Prior to the House session originally set for 2pm, the House and Senate jointly held a meeting with the AG. After that, the House proceeded with its session and senators once again held a closed-door meeting with the AG. On Thursday, the Senate also met with the AG on the same issue.
During its emergency session, the Senate dissolved into a committee of the whole to continue discussing with the AG their concerns with the original resolution and the new one.
Adela Capati, a government employee who is waiting for the disbursement of the remainder of her DB contribution, patiently attended the House and Senate sessions, hoping that the Legislature would help ensure the disbursements will not be further delayed.
“Life is too short. All we ask is that we be given the money we worked for. It’s enough that we’re not getting the interest, why does the Legislature have to further delay the release of our own money?” Capati asked.

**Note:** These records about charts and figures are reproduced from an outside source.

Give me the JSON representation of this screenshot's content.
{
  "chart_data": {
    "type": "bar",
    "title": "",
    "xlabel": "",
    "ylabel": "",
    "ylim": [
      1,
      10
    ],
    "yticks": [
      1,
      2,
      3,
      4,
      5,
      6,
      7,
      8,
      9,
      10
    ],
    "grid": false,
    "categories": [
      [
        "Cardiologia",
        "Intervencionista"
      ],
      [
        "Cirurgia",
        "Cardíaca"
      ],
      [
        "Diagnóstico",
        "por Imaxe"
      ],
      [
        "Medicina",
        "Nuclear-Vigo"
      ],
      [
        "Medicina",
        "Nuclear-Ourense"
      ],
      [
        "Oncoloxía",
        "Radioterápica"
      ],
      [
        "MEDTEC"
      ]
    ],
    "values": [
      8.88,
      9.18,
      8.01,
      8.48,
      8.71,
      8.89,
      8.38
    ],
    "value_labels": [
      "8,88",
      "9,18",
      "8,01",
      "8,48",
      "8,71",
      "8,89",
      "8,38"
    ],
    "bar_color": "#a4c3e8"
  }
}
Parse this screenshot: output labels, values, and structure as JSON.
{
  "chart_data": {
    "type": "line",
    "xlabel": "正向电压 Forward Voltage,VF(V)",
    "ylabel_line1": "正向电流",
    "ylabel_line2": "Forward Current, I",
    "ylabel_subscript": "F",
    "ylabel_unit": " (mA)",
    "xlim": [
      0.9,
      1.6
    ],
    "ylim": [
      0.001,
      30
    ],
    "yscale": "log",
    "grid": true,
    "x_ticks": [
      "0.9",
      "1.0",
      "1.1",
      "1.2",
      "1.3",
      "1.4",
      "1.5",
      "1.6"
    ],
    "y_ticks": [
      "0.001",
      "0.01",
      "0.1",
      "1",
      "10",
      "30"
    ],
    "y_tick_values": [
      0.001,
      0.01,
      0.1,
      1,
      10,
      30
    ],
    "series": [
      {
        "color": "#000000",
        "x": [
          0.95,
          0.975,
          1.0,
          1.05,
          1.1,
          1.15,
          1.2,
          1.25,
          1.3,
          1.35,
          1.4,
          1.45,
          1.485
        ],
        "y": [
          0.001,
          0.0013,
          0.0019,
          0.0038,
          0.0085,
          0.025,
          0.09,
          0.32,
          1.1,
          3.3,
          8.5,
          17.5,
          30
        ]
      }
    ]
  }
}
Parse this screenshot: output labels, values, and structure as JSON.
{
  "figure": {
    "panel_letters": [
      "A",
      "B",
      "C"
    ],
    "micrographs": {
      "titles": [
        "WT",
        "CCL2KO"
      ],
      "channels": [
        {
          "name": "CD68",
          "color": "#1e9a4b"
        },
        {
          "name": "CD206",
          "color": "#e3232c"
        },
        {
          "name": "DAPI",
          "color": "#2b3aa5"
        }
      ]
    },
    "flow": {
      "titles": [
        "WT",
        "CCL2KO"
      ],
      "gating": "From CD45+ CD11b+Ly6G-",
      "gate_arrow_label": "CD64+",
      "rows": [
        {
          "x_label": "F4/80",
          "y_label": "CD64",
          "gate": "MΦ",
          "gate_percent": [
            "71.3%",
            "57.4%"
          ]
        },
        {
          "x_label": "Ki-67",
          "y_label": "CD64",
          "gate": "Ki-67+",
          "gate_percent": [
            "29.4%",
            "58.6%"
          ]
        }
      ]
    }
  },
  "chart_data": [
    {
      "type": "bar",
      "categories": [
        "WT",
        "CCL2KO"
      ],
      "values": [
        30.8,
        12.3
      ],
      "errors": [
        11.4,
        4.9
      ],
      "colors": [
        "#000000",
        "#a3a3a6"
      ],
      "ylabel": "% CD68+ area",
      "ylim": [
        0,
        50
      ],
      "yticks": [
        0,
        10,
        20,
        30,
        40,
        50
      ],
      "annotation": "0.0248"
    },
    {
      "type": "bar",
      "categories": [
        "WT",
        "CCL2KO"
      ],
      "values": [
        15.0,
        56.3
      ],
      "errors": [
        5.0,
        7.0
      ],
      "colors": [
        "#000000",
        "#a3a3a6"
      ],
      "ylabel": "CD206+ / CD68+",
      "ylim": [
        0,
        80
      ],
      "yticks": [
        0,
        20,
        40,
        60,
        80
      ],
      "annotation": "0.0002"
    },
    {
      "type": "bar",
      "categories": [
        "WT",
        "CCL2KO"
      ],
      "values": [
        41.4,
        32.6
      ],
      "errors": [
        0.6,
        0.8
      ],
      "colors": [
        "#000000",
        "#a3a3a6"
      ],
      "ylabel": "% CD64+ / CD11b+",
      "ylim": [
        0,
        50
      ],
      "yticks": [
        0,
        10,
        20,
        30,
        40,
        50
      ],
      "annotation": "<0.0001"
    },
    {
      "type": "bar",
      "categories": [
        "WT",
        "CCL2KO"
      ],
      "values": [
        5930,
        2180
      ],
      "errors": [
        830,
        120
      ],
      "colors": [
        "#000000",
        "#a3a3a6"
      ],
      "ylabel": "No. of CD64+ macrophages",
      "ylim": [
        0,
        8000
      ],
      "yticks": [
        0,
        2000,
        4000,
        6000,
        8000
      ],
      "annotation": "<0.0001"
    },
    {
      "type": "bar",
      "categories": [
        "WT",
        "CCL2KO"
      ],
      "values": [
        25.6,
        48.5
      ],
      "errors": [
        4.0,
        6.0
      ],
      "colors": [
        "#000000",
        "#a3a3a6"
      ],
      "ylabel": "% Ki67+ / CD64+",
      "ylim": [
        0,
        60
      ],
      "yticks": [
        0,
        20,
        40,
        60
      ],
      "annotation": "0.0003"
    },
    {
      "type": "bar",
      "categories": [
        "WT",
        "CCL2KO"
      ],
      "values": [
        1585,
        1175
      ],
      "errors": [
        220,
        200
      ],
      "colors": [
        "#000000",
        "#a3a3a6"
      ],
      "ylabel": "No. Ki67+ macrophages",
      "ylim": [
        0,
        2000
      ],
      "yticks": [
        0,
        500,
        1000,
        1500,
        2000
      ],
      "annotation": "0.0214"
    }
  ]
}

Meanwhile, Hocog said yesterday that based on information from the Fund, disbursements could begin as early as Wednesday. This is both direct deposit and release of checks on Saipan, Tinian, and Rota, he added.
Hocog said he discussed the matter with Retirement Fund’s Pangelinan on Sunday morning.
He said Fund representatives will be on Rota, for example, this morning to Wednesday, “and with the refund checks to be secured first with the Bank of Guam.”
“The reason being is that the U.S. Federal Treasury is still closed to upload the funds due that our Monday here is their Sunday in the U.S. Meaning that the time the recipients will definitely receive their refund is Wednesday,” Hocog added.
He asked for the public’s patience and to allow the administration and the Legislature to work together to find additional sources of revenue to pay the interest on the contributions.